テオトニクスがセリスィンに小声で言った。
「お前、閣下の背中見て、怖くならへん?」
「……なる」
「どっちの意味で?」
セリスィンは少し考えて答えた。
「追いつけないって意味で」
テオトニクスが鼻で笑った。
「真面目やなぁ」
そして冬営の中で、セリスィンとテオトニクスは“休み”を受け取り損ねた。
「お前ら、こっちだ」
プブリウス・クラッスス——クラッスス・ジュニアが呼ぶ。
「今日から、お前らは百人隊長の補佐として動く。
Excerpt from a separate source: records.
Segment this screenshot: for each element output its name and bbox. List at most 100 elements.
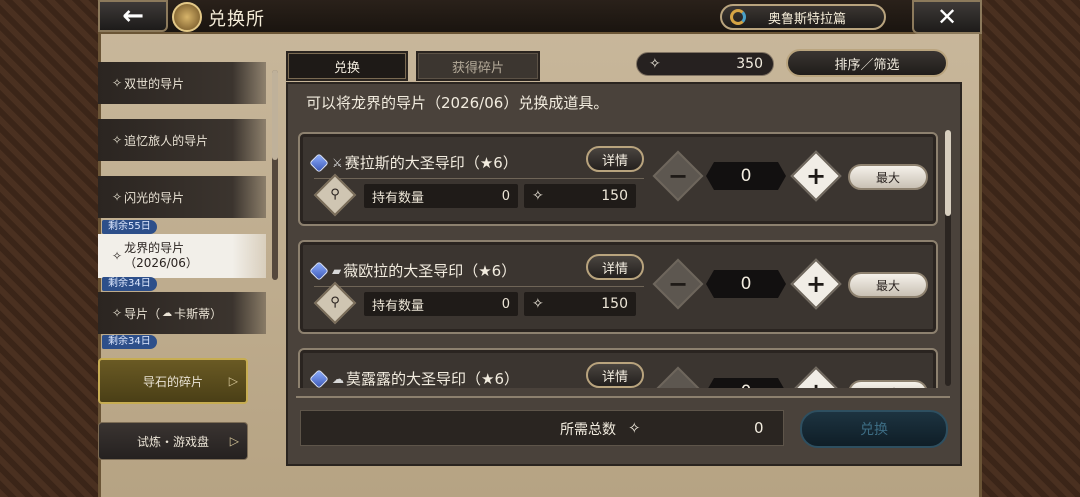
- fan-icon: ☁: [162, 307, 173, 319]
- max-button[interactable]: 最大: [848, 164, 928, 190]
- close-button[interactable]: ✕: [912, 0, 982, 34]
- fragment-icon: ✧: [532, 296, 544, 312]
- sidebar-item-sublabel: （2026/06）: [124, 256, 198, 270]
- owned-label: 持有数量: [372, 298, 425, 314]
- fragment-icon: ✧: [628, 419, 641, 437]
- search-icon: ⚲: [330, 187, 340, 202]
- fragment-icon: ✧: [649, 56, 661, 72]
- arrow-right-icon: ▷: [228, 374, 238, 388]
- max-button[interactable]: 最大: [848, 272, 928, 298]
- increase-button[interactable]: +: [790, 150, 842, 202]
- exchange-description: 可以将龙界的导片（2026/06）兑换成道具。: [306, 94, 609, 112]
- detail-button[interactable]: 详情: [586, 254, 644, 280]
- chapter-ring-icon: [730, 9, 746, 25]
- total-value: 0: [754, 419, 764, 437]
- divider: [314, 178, 644, 179]
- sidebar-item-label: 导片（: [124, 306, 161, 321]
- gem-icon: [309, 152, 329, 173]
- tab-get-fragments[interactable]: 获得碎片: [416, 51, 540, 81]
- plus-icon: +: [805, 161, 827, 190]
- plus-icon: +: [806, 378, 826, 388]
- diamond-icon: ✧: [112, 133, 123, 147]
- minus-icon: −: [667, 161, 689, 190]
- divider: [296, 396, 950, 398]
- sidebar-item-longjie[interactable]: ✧ 龙界的导片 （2026/06）: [98, 234, 266, 278]
- sidebar-item-shilian[interactable]: 试炼・游戏盘 ▷: [98, 422, 248, 460]
- item-name: 莫露露的大圣导印（★6）: [346, 370, 519, 388]
- diamond-icon: ✧: [112, 248, 123, 263]
- search-icon: ⚲: [330, 295, 340, 310]
- divider: [314, 286, 644, 287]
- gem-icon: [309, 260, 329, 281]
- decrease-button[interactable]: −: [652, 150, 704, 202]
- sidebar-item-label: 双世的导片: [124, 76, 185, 91]
- sword-icon: ⚔: [332, 155, 343, 170]
- tab-exchange[interactable]: 兑换: [286, 51, 408, 81]
- increase-button[interactable]: +: [790, 258, 842, 310]
- owned-count: 持有数量 0: [364, 292, 518, 316]
- fan-icon: ☁: [332, 371, 344, 386]
- quantity-field[interactable]: 0: [706, 162, 786, 190]
- fragment-amount: 350: [736, 56, 763, 72]
- item-cost: ✧ 150: [524, 184, 636, 208]
- owned-label: 持有数量: [372, 190, 425, 206]
- close-icon: ✕: [936, 3, 958, 31]
- sidebar-item-label: 导石的碎片: [142, 374, 203, 389]
- background-right: [982, 0, 1080, 497]
- diamond-icon: ✧: [112, 76, 123, 90]
- sidebar-scrollbar[interactable]: [272, 70, 278, 280]
- item-list: ⚔ 赛拉斯的大圣导印（★6） 详情 ⚲ 持有数量 0 ✧ 150 − 0 + 最…: [296, 122, 942, 388]
- page-title: 兑换所: [208, 9, 265, 30]
- max-button[interactable]: 最大: [848, 380, 928, 388]
- item-name: 薇欧拉的大圣导印（★6）: [343, 262, 517, 280]
- background-left: [0, 0, 100, 497]
- sidebar-item-label: 追忆旅人的导片: [124, 133, 209, 148]
- decrease-button[interactable]: −: [652, 258, 704, 310]
- owned-value: 0: [501, 296, 510, 312]
- remaining-days-badge: 剩余55日: [102, 220, 157, 234]
- sort-filter-button[interactable]: 排序／筛选: [786, 49, 948, 77]
- list-item: ☁ 莫露露的大圣导印（★6） 详情 − 0 + 最大: [298, 348, 938, 388]
- remaining-days-badge: 剩余34日: [102, 335, 157, 349]
- detail-button[interactable]: 详情: [586, 146, 644, 172]
- sidebar-item-kasidi[interactable]: ✧ 导片（ ☁ 卡斯蒂）: [98, 292, 266, 334]
- diamond-icon: ✧: [112, 306, 123, 320]
- sidebar-item-label-suffix: 卡斯蒂）: [174, 306, 223, 321]
- sidebar-item-daoshi-fragment[interactable]: 导石的碎片 ▷: [98, 358, 248, 404]
- list-scrollbar[interactable]: [945, 130, 951, 386]
- sidebar-item-zhuiyi[interactable]: ✧ 追忆旅人的导片: [98, 119, 266, 161]
- item-name-row: ⚔ 赛拉斯的大圣导印（★6）: [309, 152, 518, 173]
- increase-button[interactable]: +: [790, 366, 842, 388]
- sidebar-item-label: 闪光的导片: [124, 190, 185, 205]
- list-item: ⚔ 赛拉斯的大圣导印（★6） 详情 ⚲ 持有数量 0 ✧ 150 − 0 + 最…: [298, 132, 938, 226]
- chapter-label: 奥鲁斯特拉篇: [768, 11, 847, 27]
- list-item: ▰ 薇欧拉的大圣导印（★6） 详情 ⚲ 持有数量 0 ✧ 150 − 0 + 最…: [298, 240, 938, 334]
- item-name-row: ▰ 薇欧拉的大圣导印（★6）: [309, 260, 517, 281]
- minus-icon: −: [668, 378, 688, 388]
- sidebar-item-label: 试炼・游戏盘: [136, 434, 209, 449]
- inspect-button[interactable]: ⚲: [313, 281, 357, 325]
- owned-count: 持有数量 0: [364, 184, 518, 208]
- decrease-button[interactable]: −: [652, 366, 704, 388]
- diamond-icon: ✧: [112, 190, 123, 204]
- back-arrow-icon: ←: [122, 1, 144, 31]
- chapter-selector[interactable]: 奥鲁斯特拉篇: [720, 4, 886, 30]
- remaining-days-badge: 剩余34日: [102, 277, 157, 291]
- item-name-row: ☁ 莫露露的大圣导印（★6）: [309, 368, 519, 388]
- detail-button[interactable]: 详情: [586, 362, 644, 388]
- back-button[interactable]: ←: [98, 0, 168, 32]
- exchange-button[interactable]: 兑换: [800, 410, 948, 448]
- total-label: 所需总数: [560, 422, 616, 438]
- gem-icon: [309, 368, 329, 388]
- book-icon: ▰: [332, 263, 342, 278]
- plus-icon: +: [805, 269, 827, 298]
- shop-emblem-icon: [172, 2, 202, 32]
- quantity-field[interactable]: 0: [706, 270, 786, 298]
- sidebar-item-shanguang[interactable]: ✧ 闪光的导片: [98, 176, 266, 218]
- quantity-field[interactable]: 0: [706, 378, 786, 388]
- owned-value: 0: [501, 188, 510, 204]
- cost-value: 150: [601, 188, 628, 204]
- inspect-button[interactable]: ⚲: [313, 173, 357, 217]
- sidebar-item-label: 龙界的导片: [124, 241, 185, 255]
- sidebar-item-shuangshi[interactable]: ✧ 双世的导片: [98, 62, 266, 104]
次期百人隊長候補の訓練だ」
テオトニクスが即座に文句を言った。
「くっそ。ねぎらいのための休みやなかったんかいな!」
クラッススは涼しい顔で返す。
「ねぎらいだ。だから“次に死なないための休み”をやる」
「休みの定義それで合ってます?」
「合ってる。ローマではな」
セリスィンが黙っていると、クラッススが覗き込んだ。
「お前は、文句を言わないのか」
セリスィンは少し間を置いて答えた。
「……言っても変わらないなら、やります」
「いい返事だ」
クラッススは木槍を一本投げてよこした。
「まず、お前らは“指示する側”の動きを覚えろ。槍を振るのは簡単だ。列を振らせるのが難しい」
テオトニクスが槍を受け取りながらぼやく。
「列を振らせるって、俺ら剣闘士やで? 観客は振らせたことあるけど」
クラッススが即答する。
「その才能を戦場に転用しろ。声は武器だ。——ただし、観客を喜ばせる声じゃなく、味方が生き残る声にしろ」
「難しっ」
セリスィンは木槍を握り、ふと頭の中に浮かんだものを振り払えなかった。
救えなかった命。
目の前で剣を振るったデキムスの顔。
あの時、自分が止めたはずなのに止めきれなかった感触。
クラッススが言う。
「お前ら、戦場で何を見た?」
テオトニクスが答える。
「……穴が空いたら終わる、っての」
セリスィンも言う。
「核が折れたら、全体が崩れる」
クラッススは頷いた。
「それだ。剣闘士は“相手”を倒す。百人隊長は“崩れ”を倒す」
「お前らは、もうそっち側に足が入ってる。——なら、引き上げる」
テオトニクスが肩を落として言った。
「休み、どこいったんや……」
クラッススは笑わずに言う。
「酒は飲め。寝ろ。だが、強くなれ。冬は短い。春になったら、また走る」
セリスィンは木槍を握り直した。
「……はい」
その返事は、宴の「はい」じゃない。
次に同じものを見ても、同じように手が止まらないための返事だった。